The homeowner is your local concierge
When we arrive to each housesit, we ask the homeowners their advice on what to do. In many cases, the people who have housesitters are also avid travelers, since they are leaving you with their house as they go travel for weeks or months at a time. On a handful of occasions, homeowners have actually had a big box filled with guidebooks, maps and tons of brochures covering everything there is to do in the area. Homeowners have given us great tips, like nearby waterfalls, hikes or river views not mentioned in any guidebooks.
Even when the homeowners are not so travel savvy, we still try to solicit useful local knowledge from them, such as must-try food and drinks native to the area. For example, when we were in Canada, we were told that we not only had to sample Poutine (which we already knew), but also Beaver Tails, a delicious pastry which we had never heard of. In Italy, we focused our attention on local wine (of course!) but also checking out trattorias that only locals in our small village ate in.

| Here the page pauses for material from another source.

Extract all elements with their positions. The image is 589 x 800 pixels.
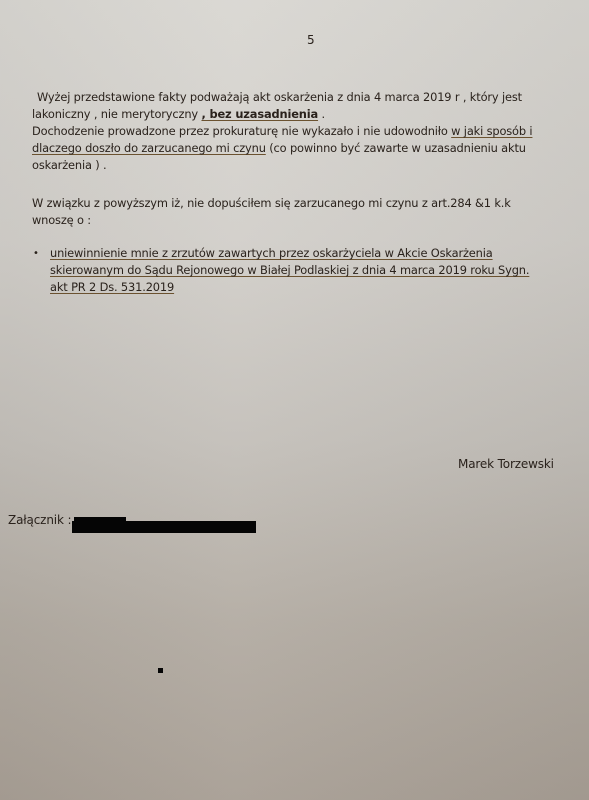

Let the dog be your ambassador
If there is a dog in your care while housesitting, let him or her sniff out their human friends and introduce you. The neighbors or people in the dog park recognize the dog and come over to you for a chat. This is a great way for more local travel tips and also the chance to make a few local friends as well.

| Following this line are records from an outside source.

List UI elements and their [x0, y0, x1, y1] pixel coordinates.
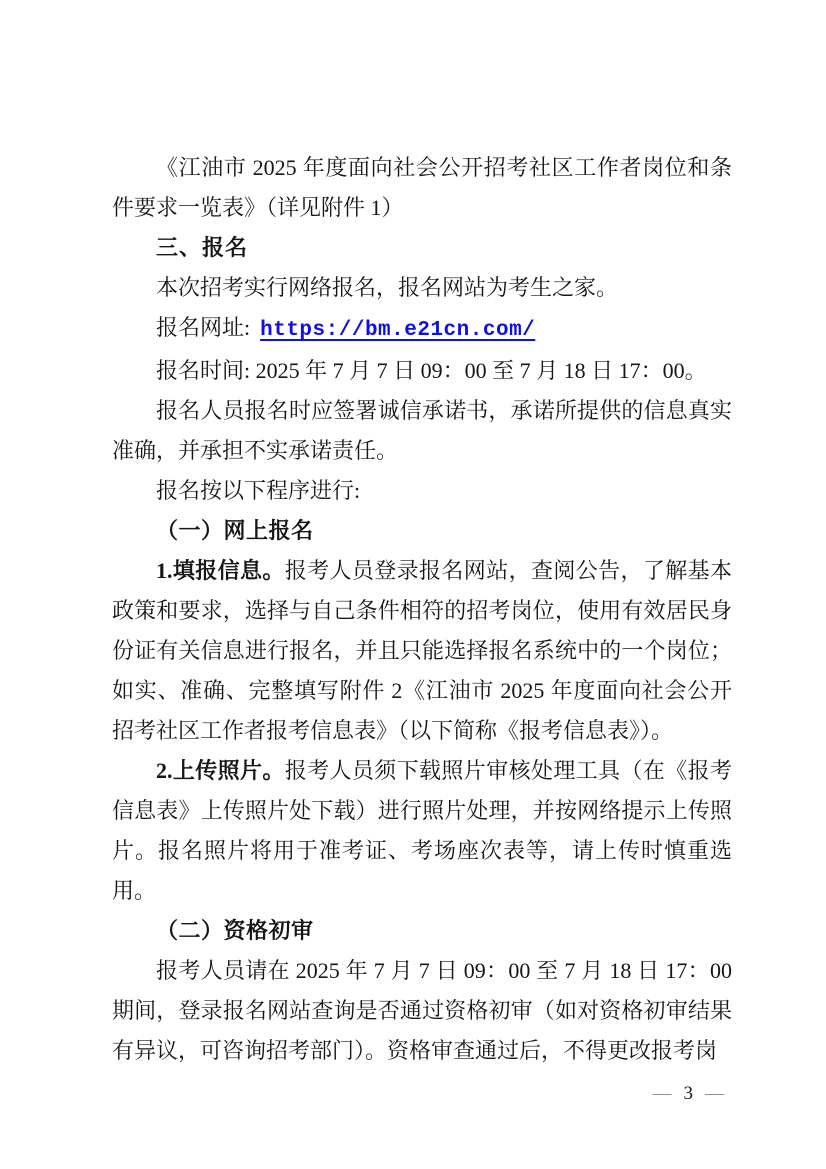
document-page: 《江油市 2025 年度面向社会公开招考社区工作者岗位和条件要求一览表》（详见附…: [0, 0, 826, 1169]
paragraph-qualification-review: 报考人员请在 2025 年 7 月 7 日 09：00 至 7 月 18 日 1…: [112, 951, 732, 1071]
registration-url-link[interactable]: https://bm.e21cn.com/: [260, 319, 535, 342]
document-body: 《江油市 2025 年度面向社会公开招考社区工作者岗位和条件要求一览表》（详见附…: [112, 148, 732, 1071]
paragraph-attachment-reference: 《江油市 2025 年度面向社会公开招考社区工作者岗位和条件要求一览表》（详见附…: [112, 148, 732, 228]
section-heading-registration: 三、报名: [112, 228, 732, 268]
paragraph-procedure-intro: 报名按以下程序进行:: [112, 471, 732, 511]
fill-info-lead: 1.填报信息。: [156, 558, 285, 583]
page-number-dash-left: —: [653, 1083, 672, 1104]
paragraph-upload-photo: 2.上传照片。报考人员须下载照片审核处理工具（在《报考信息表》上传照片处下载）进…: [112, 751, 732, 911]
paragraph-online-intro: 本次招考实行网络报名，报名网站为考生之家。: [112, 268, 732, 308]
subheading-online-registration: （一）网上报名: [112, 511, 732, 551]
page-number-value: 3: [672, 1083, 706, 1104]
paragraph-registration-time: 报名时间: 2025 年 7 月 7 日 09：00 至 7 月 18 日 17…: [112, 351, 732, 391]
paragraph-fill-info: 1.填报信息。报考人员登录报名网站，查阅公告，了解基本政策和要求，选择与自己条件…: [112, 551, 732, 751]
registration-url-label: 报名网址:: [156, 315, 250, 340]
subheading-qualification-review: （二）资格初审: [112, 911, 732, 951]
upload-photo-lead: 2.上传照片。: [156, 758, 285, 783]
page-number: —3—: [653, 1082, 725, 1106]
page-number-dash-right: —: [705, 1083, 724, 1104]
paragraph-registration-url: 报名网址:https://bm.e21cn.com/: [112, 308, 732, 351]
paragraph-commitment: 报名人员报名时应签署诚信承诺书，承诺所提供的信息真实准确，并承担不实承诺责任。: [112, 391, 732, 471]
fill-info-body: 报考人员登录报名网站，查阅公告，了解基本政策和要求，选择与自己条件相符的招考岗位…: [112, 558, 732, 743]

If you are cat-sitting you won’t be out on any walks with them, obviously, but that won’t keep you from meeting the neighbors. Hopefully the homeowner has introduced you or at least left you the contact details for friends in the area. We have also been known to invite people over to the house and make pizza or snacks (as long as the housesitters have said it is okay to have the neighbors over – ask first!). In one housesit, we made friends with someone nearby whose son was in a band, and she invited us to see him play in a bar that we wouldn’t have thought to go into. We had a blast. Another time, we spent an afternoon telling stories and talking travel with a fascinating neighbor who has had nine lives and lived to tell about them all.
Bring your hobbies along
But let’s say you don’t really get along with the neighbors. There are plenty of other ways to get entrenched in local life. If you are an avid reader, you might ask around or do a Google search to find out about a book club. There are also running, walking or hiking clubs, or if you are housesitting in a foreign country, you can sign up to a language course. You can even go for the extra private classes, since you are saving so much money on accommodation! This is a great way to make local friends and really get to know an area in such a more intimate way and make new friends.
Be a part of the community
One of the things we love most about housesitting is that because we are somewhere for an extended period of time, we can become a part of the local fabric. We buy fruits and vegetables from the same vendor and strike up conversations with the locals in our favorite bakery or the coffee shop we visit a few times a week. You can pick up the paper from the man on the corner and wave to the grandma who leans out the window watching the kids on their way to school in the morning. In this way, you temporarily become a part of the community in a city or village you may have never even traveled to if it weren’t for the housesitting opportunity.